Wildfires and Combustion

Learning the Tar–Char Continuum in Wildfire Smoke from SP2 Waveforms

Harshit Gujral

M. Mhanna [1], T. Sipkens[1], J. Corbin[1]

Department of Computer Science, University of Toronto, Toronto, Canada.

Background: Emerging evidence suggests that a substantial share of particles in wildfire smoke lies along the tar–char continuum rather than the soot continuum. Quantifying and understanding this continuum will allow the accurate quantification and modelling of the climate impacts, atmospheric chemistry, and toxicology of wildfire smoke.

Aim: We conduct a series of experiments using autoencoder machine learning models and develop a training and validation framework to classify tar-ball, charball, and black carbon in the wildfire smoke using the measurements from SP2.

Methods: We process four-channel SP2 waveforms, remove low-quality and saturated events, align the particle signals, and use an autoencoder to learn a compact representation of each event. In the current framework, incandescent and non-incandescent particles are handled separately, and similar events are then grouped in the learned space and assigned to particle families. To evaluate these assignments, we join clustered events with labeled reference data, collapse the truth labels into three target classes, and assess agreement using confusion matrices, balanced accuracy, macro-F1, class composition, and latent-space visualizations.

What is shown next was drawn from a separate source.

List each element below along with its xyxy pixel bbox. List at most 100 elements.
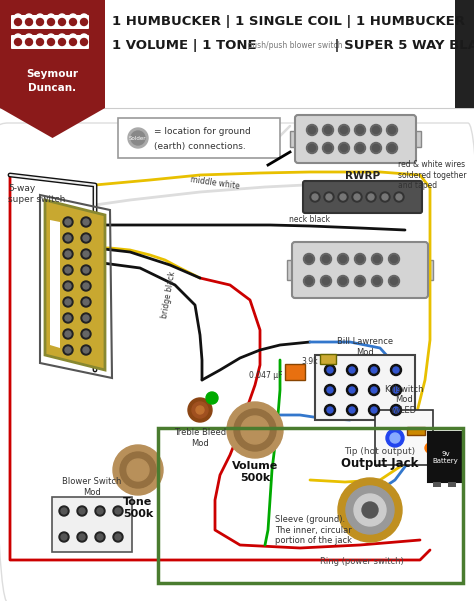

Results: The framework recovers a clear structure in the SP2 data and shows a considerable difference between the two incandescent and non-incandescent branches. Incandescent clusters are highly pure, while non-incandescent clusters are more mixed. Performance is strongest for black carbon, whereas most confusion appears between tar-ball and charball-like particles, especially in the non-incandescent subset. The cluster-based labeling reaches a balanced accuracy of 0.62, while an auxiliary feature-based audit reaches 0.67, indicating that the learned representation captures useful particle-level information but that separation within the tar–char side remains more difficult.

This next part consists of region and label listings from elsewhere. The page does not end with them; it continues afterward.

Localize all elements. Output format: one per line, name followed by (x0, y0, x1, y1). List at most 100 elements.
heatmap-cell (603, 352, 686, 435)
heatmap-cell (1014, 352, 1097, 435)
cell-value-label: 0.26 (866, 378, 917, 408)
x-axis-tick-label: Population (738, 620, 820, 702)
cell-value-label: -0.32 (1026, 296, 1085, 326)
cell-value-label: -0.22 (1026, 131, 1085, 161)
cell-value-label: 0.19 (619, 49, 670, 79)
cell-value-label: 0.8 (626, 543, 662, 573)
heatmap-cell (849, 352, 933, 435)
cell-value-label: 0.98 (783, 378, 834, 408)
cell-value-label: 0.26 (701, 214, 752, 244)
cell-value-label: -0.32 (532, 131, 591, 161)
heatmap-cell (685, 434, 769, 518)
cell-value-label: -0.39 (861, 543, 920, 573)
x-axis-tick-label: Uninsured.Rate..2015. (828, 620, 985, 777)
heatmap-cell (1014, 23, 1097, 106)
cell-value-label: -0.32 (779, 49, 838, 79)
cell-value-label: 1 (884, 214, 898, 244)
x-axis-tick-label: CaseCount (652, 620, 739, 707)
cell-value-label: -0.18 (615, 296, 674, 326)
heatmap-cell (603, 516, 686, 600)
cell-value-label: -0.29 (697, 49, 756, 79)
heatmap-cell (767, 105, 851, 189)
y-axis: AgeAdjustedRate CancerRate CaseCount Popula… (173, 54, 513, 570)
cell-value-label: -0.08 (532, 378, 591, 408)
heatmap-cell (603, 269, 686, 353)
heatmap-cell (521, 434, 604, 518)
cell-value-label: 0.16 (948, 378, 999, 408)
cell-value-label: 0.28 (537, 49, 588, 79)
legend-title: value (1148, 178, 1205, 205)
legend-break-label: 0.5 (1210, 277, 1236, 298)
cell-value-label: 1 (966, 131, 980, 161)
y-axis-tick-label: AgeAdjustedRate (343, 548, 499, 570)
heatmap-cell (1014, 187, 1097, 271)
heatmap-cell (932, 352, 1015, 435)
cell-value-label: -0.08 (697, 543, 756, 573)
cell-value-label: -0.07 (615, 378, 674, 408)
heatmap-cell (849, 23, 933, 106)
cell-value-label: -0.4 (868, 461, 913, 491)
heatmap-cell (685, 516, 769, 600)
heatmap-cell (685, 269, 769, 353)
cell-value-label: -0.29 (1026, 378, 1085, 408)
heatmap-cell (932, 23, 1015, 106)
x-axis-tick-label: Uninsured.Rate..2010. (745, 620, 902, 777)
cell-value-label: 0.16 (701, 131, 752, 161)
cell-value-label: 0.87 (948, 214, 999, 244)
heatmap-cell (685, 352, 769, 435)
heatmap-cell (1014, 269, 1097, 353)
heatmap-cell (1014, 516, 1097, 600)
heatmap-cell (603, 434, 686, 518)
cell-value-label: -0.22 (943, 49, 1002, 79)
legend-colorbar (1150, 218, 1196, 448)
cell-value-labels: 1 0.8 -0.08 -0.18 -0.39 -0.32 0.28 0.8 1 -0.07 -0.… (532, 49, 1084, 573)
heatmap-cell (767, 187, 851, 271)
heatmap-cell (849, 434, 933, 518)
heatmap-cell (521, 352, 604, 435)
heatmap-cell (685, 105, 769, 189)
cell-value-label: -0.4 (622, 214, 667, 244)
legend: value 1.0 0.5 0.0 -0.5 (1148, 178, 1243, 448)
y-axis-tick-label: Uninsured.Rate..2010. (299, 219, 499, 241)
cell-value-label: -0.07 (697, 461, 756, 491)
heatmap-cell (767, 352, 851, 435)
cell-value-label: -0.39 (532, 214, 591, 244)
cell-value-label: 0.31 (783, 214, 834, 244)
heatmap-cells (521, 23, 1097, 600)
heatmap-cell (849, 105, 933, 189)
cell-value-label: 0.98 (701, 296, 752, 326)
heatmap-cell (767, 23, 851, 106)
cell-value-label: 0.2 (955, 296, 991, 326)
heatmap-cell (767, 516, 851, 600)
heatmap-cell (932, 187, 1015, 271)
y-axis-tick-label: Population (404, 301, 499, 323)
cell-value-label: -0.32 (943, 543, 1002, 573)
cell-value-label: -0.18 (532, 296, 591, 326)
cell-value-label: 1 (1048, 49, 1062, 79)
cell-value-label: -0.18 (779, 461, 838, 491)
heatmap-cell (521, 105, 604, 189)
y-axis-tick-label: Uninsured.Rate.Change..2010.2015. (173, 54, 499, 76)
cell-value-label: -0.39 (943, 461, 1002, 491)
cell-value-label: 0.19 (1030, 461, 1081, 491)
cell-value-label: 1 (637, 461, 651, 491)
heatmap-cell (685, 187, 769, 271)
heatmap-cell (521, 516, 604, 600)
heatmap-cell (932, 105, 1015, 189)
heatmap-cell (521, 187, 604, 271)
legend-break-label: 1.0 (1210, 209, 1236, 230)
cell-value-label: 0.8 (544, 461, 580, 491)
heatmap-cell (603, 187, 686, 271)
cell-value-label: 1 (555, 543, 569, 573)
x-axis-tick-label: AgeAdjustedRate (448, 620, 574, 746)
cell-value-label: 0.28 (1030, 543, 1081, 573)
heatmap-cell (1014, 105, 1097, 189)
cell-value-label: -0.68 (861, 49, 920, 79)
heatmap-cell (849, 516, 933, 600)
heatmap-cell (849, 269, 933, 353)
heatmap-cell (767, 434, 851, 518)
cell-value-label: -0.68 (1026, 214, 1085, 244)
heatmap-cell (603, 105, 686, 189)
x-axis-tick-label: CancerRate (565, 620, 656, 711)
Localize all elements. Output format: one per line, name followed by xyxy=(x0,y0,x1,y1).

Implication: These results show that autoencoder-based representation learning, combined with a structured validation framework, is a promising way to classify wildfire smoke particles from SP2 measurements. The approach already black carbon reliably and makes visible where tar-ball and charball separation remains uncertain, providing a path for improving labels, training choices, and physically grounded validation.